The Cardboard Robot Defense
The South Park episode where Cartman disguises himself as a robot from Japan—AWESOME-O 4000, tinfoil and cardboard, voice pitched to mechanical flatness—works entirely because Butters believes it. Cartman deserves everything that happens to him in that episode and then some. Butters deserves better than he gets. The robot is stupid and obvious and completely convincing, which is the whole point.
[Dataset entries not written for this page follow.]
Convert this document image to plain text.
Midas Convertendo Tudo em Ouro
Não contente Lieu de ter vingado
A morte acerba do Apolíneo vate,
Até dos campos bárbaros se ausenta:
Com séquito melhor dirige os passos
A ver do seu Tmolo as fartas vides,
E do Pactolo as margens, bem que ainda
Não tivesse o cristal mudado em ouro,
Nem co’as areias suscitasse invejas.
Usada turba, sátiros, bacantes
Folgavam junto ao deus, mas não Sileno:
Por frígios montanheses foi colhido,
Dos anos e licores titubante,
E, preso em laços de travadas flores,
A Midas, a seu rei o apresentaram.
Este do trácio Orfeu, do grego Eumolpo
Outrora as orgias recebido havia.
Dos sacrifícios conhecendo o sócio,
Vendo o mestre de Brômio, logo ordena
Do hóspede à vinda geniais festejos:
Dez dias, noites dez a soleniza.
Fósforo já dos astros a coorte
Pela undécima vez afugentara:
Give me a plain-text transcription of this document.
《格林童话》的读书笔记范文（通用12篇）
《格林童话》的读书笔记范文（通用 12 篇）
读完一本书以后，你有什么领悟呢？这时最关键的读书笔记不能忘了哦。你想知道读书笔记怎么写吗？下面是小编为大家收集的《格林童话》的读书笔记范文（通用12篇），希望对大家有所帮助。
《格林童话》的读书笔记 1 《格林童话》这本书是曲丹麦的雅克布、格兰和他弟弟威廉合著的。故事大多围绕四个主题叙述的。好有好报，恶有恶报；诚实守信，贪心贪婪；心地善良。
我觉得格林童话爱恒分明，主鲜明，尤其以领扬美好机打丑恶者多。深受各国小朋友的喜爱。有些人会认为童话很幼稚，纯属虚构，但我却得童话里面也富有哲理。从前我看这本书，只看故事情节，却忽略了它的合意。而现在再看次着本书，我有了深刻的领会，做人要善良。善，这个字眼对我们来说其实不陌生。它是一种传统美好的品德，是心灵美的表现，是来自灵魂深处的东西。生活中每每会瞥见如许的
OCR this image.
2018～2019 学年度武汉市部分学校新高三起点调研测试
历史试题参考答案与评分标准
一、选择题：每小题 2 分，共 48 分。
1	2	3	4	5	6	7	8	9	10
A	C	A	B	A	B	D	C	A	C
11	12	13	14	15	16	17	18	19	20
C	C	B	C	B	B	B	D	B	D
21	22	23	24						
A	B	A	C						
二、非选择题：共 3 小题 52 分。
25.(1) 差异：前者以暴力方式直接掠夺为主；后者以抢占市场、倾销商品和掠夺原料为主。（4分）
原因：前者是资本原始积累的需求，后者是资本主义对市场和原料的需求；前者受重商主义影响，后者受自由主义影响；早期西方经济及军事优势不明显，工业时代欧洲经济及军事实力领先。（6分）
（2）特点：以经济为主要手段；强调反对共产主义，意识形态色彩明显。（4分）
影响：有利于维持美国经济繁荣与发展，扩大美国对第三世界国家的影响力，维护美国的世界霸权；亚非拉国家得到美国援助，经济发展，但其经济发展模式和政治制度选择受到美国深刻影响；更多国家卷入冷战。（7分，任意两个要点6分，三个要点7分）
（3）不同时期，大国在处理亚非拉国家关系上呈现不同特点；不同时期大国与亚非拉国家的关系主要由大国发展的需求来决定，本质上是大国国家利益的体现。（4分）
Money Boy, an Austrian rapper named Sebastian Meisinger who had spent several years building a mythology around "swag"—a concept he adopted from American hip-hop and then occupied with such absolute commitment that it became his own—cast the AWESOME-O robot in his video for Awesomo. The track’s message, distilled: he is awesome. That’s it. No depth-feint, no vulnerability performance, no hooks toward anything more complicated. Just the assertion, made with increasing certainty across the length of the song, that he is, in fact, awesome.
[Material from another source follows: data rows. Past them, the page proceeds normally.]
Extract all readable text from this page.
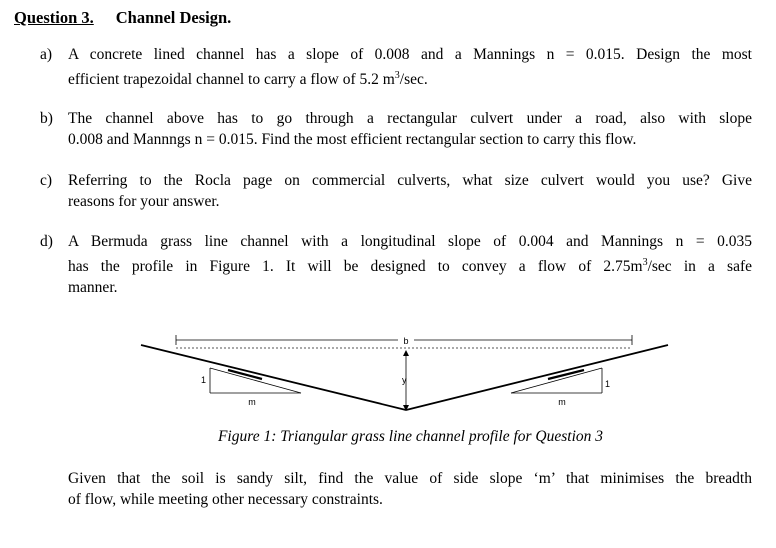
Question 3. Channel Design.
a) A concrete lined channel has a slope of 0.008 and a Mannings n = 0.015. Design the most
efficient trapezoidal channel to carry a flow of 5.2 $m^3/\sec$.
b) The channel above has to go through a rectangular culvert under a road, also with slope
0.008 and Mannngs n = 0.015. Find the most efficient rectangular section to carry this flow.
c) Referring to the Rocla page on commercial culverts, what size culvert would you use? Give
reasons for your answer.
d) A Bermuda grass line channel with a longitudinal slope of 0.004 and Mannings n = 0.035
has the profile in Figure 1. It will be designed to convey a flow of $2.75m^3/\sec$ in a safe
manner.
b
y
1
m
1
m
Figure 1: Triangular grass line channel profile for Question 3
Given that the soil is sandy silt, find the value of side slope ‘m’ that minimises the breadth
of flow, while meeting other necessary constraints.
He had a reputation for erratic social media behavior and idiosyncratic takes on genre conventions, the kind of thing that had made him polarizing among people who paid attention to that corner of European hip-hop. Awesomo quieted some of that for a while. The cardboard robot helps. It’s difficult to stay genuinely annoyed at someone standing next to a cardboard robot—there’s something disarming about that level of obvious absurdity, the willingness to make the joke entirely at your own expense while also insisting you’re the coolest person in it.